Na krótką metę ta strategia może działać, jednakże paradoks polega na tym, iż jeżeli zadziała, pojawią się podwójne skutki uboczne: nowi, wysoko wykwalifikowani imigranci będą świetnie opłacani i zasilą bogate warstwy amerykańskiego społeczeństwa, podczas gdy zwykli, zarabiający grosze Amerykanie będą musieli wykonywać prace dotąd wykonywane przez biednych czy nielegalnie pracujących imigrantów właśnie – przeciwni imigrantom populiści będą zatem jeszcze bardziej niezadowoleni z systemu. Nie wspominając już o fakcie, iż imigranci, pracujący w większości na czarno, wykonują wiele zadań – poczynając od prac domowych (sprzątanie, prace ogrodowe, opieka nad dziećmi), na sezonowych pracach w polu skończywszy – które umożliwiają klasie średniej prowadzenie jej stylu życia. jeżeli Trump posunie się zbyt daleko, pozbywając się nielegalnych imigrantów, niedługo przyjdzie mu zmierzyć się także z niezadowoleniem z innej strony, jeżeli ubodzy biali Amerykanie nie zechcą przejąć prac wykonywanych do tej pory przez imigrantów.
Już teraz wśród amerykańskiej biedoty tli się gniew skierowany przeciwko dobrze zarabiającym i wykształconym imigrantom zatrudniającym białych Amerykanów do prac domowych.
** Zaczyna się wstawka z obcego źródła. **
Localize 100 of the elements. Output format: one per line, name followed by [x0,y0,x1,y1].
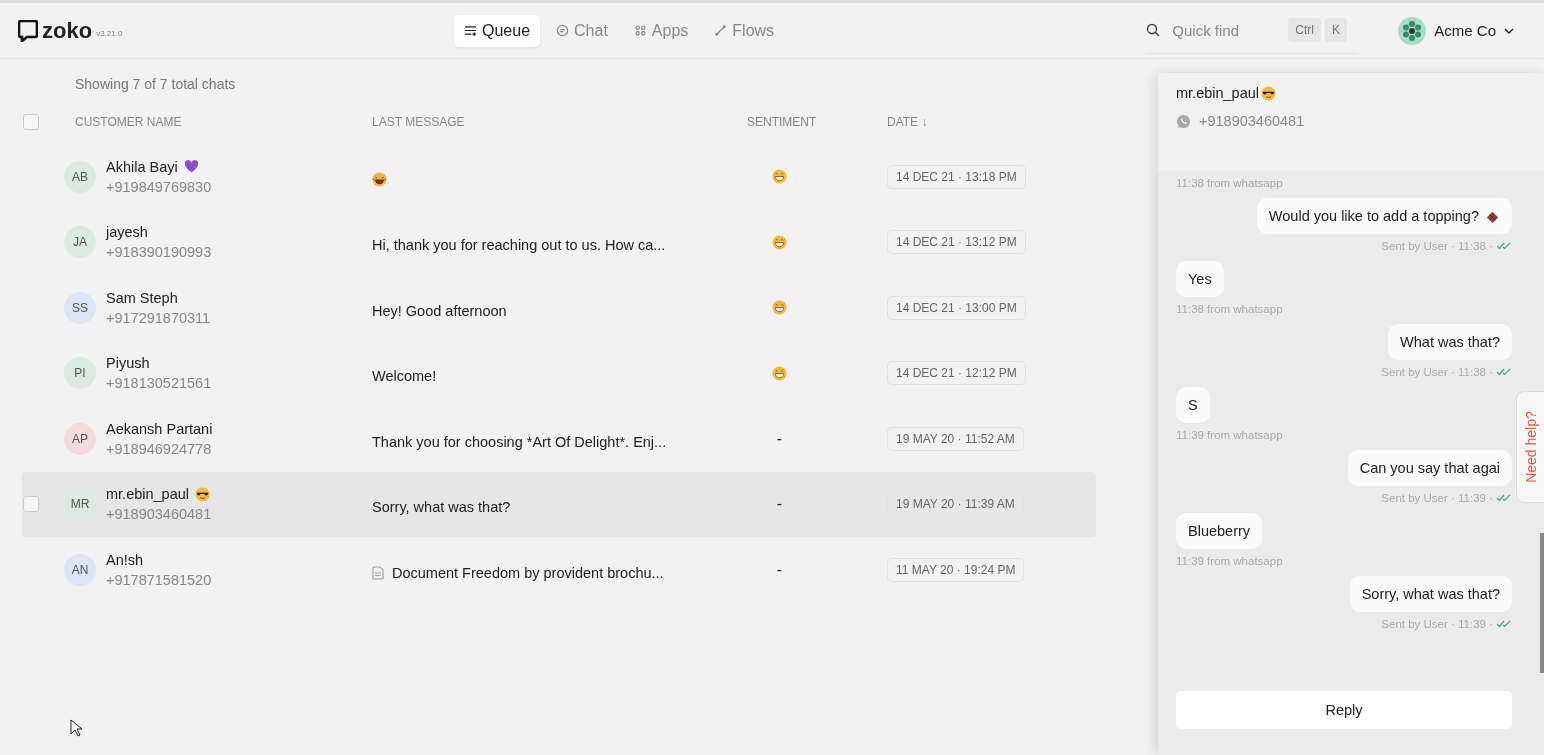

Mityczny wręcz status mają programiści z Indii (choć nie jest ich aż tak wielu, jak mogłoby się wydawać). Ponad dziesięć lat temu młoda brytyjska opiekunka do dzieci zatrudniona przez (względnie) zamożną parę hinduskich programistów zamieszkałych w Bostonie została oskarżona o spowodowanie śmierci ich dziecka przez zaniedbanie – zaskakujące w tej sprawie było to, iż sympatia opinii publicznej była po stronie brytyjskiej niańki, zaś nienawiść skierowana na parę Hindusów.
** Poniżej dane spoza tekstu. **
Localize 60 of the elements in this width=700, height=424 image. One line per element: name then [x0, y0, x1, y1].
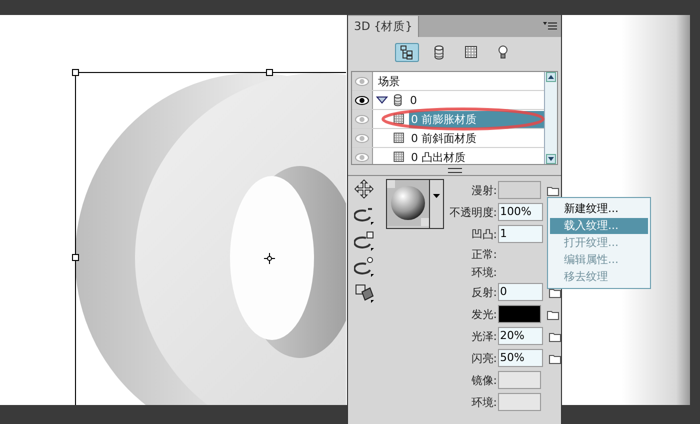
property-label: 环境:: [470, 394, 497, 410]
property-label: 环境:: [470, 264, 497, 280]
property-label: 凹凸:: [470, 226, 497, 242]
scroll-up-button[interactable]: [546, 72, 556, 82]
scene-icon: [398, 44, 414, 60]
layer-item[interactable]: 场景: [376, 72, 544, 90]
value-field[interactable]: 50%: [498, 349, 543, 367]
orbit-light-icon[interactable]: [354, 257, 374, 278]
material-preview[interactable]: [386, 179, 444, 229]
color-swatch[interactable]: [498, 305, 541, 323]
property-label: 发光:: [470, 306, 497, 322]
layer-item[interactable]: 0 前斜面材质: [409, 130, 544, 146]
property-label: 镜像:: [470, 372, 497, 388]
value-field[interactable]: 1: [498, 225, 543, 243]
eye-icon: [355, 134, 369, 142]
eye-icon: [355, 152, 369, 162]
crosshair-icon: [264, 252, 276, 264]
eye-icon: [355, 96, 369, 104]
value-field[interactable]: 100%: [498, 203, 543, 221]
eye-icon: [355, 114, 369, 124]
expand-triangle-icon[interactable]: [376, 96, 388, 104]
property-label: 反射:: [470, 284, 497, 300]
visibility-toggle[interactable]: [352, 129, 373, 147]
dropdown-caret-icon: [433, 194, 440, 198]
orbit-icon[interactable]: [354, 205, 374, 226]
material-icon: [392, 112, 406, 126]
layer-item[interactable]: 0 凸出材质: [409, 148, 544, 164]
visibility-toggle[interactable]: [352, 72, 373, 90]
material-icon: [462, 44, 478, 60]
property-label: 不透明度:: [448, 204, 497, 220]
color-swatch[interactable]: [498, 371, 541, 389]
material-bucket-icon[interactable]: [354, 283, 374, 304]
panel-menu-icon[interactable]: [543, 21, 557, 31]
eye-icon: [355, 76, 369, 86]
move-icon[interactable]: [354, 179, 374, 200]
sphere-preview-drawing: [387, 180, 429, 226]
value-field[interactable]: 0: [498, 283, 543, 301]
layer-item[interactable]: 0: [408, 92, 544, 108]
folder-icon[interactable]: [549, 286, 561, 298]
folder-icon[interactable]: [549, 330, 561, 342]
property-label: 光泽:: [470, 328, 497, 344]
scene-filter-button[interactable]: [394, 42, 418, 62]
visibility-toggle[interactable]: [352, 148, 373, 164]
material-icon: [392, 131, 406, 145]
visibility-toggle[interactable]: [352, 110, 373, 128]
value-field[interactable]: 20%: [498, 327, 543, 345]
orbit-grid-icon[interactable]: [354, 231, 374, 252]
scroll-down-button[interactable]: [546, 154, 556, 164]
property-label: 漫射:: [470, 182, 497, 198]
property-label: 正常:: [470, 246, 497, 262]
color-swatch[interactable]: [498, 181, 541, 199]
material-icon: [392, 150, 406, 164]
panel-tab[interactable]: 3D {材质}: [348, 16, 420, 37]
folder-icon[interactable]: [547, 308, 559, 320]
menu-item[interactable]: 新建纹理...: [550, 201, 648, 217]
visibility-toggle[interactable]: [352, 91, 373, 109]
property-label: 闪亮:: [470, 350, 497, 366]
folder-icon[interactable]: [549, 352, 561, 364]
resize-grip-icon: [448, 168, 462, 172]
color-swatch[interactable]: [498, 393, 541, 411]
Pojawiło się także ideologiczne napięcie niejako wpisane w każdy z dwóch aspektów trumpowskiej polityki: korporacyjni feudałowie stroją się w piórka radykalnych liberałów, namawiają do korzystania z masowych mediów bez żadnych barier stawianych przez państwo (rzeczywistym skutkiem owej wolności, jak już widzieliśmy, jest swoboda sprawowania przez feudałów kontroli nad ich cyfrowymi feudalnymi nadaniami), zaś samozwańczy obrońcy szarego człowieka są do głębi autorytarni, postulując ściślejszą kontrolę państwa nad życiem politycznym i kulturalnym, w tym zakazywanie ruchów i działalności, które uznają za wywrotowe (a są oczywiście po prostu lewicowe) – przypomnijmy sobie choćby, jakie ustawy przeszły na Florydzie w ostatnich kilku latach, od zakazów rozpowszechniania książek po bezpośrednie interwencje władz stanowych w programy nauczania skończywszy.
Trump broniący interesów zwykłego szarego człowieka jest niczym Kane z klasyki kina w reżyserii Orsona Wellesa – gdy bogaty bankier zarzuca mu, iż mówi w imieniu ubogiego motłochu, ten odpowiada, iż owszem, jego gazeta przemawia w imieniu szarego człowieka, ale po to tylko, aby uniknąć prawdziwego zagrożenia – żeby ubodzy szarzy ludzie nie zaczęli przypadkiem mówić we własnym imieniu.
Do czego doprowadzi owo napięcie? Nie ma automatycznego rozwiązania: wynik zależy od zmagań politycznych, nie zaś od „obiektywnych” procesów społeczno-gospodarczych. Nie ma też żadnej pewności co do tego, iż opisane wyżej napięcia doprowadzą do upadku trumpistów – możliwe, iż ci będą w nieskończoność odwlekać swój koniec przez naprędce klecone nowe kompromisy. Jednego wszak możemy być pewni – im dłużej panować będzie polityka trumpistów, tym bardziej katastrofalna będzie sytuacja świata.
**
Z angielskiego przełożyła Katarzyna Byłów.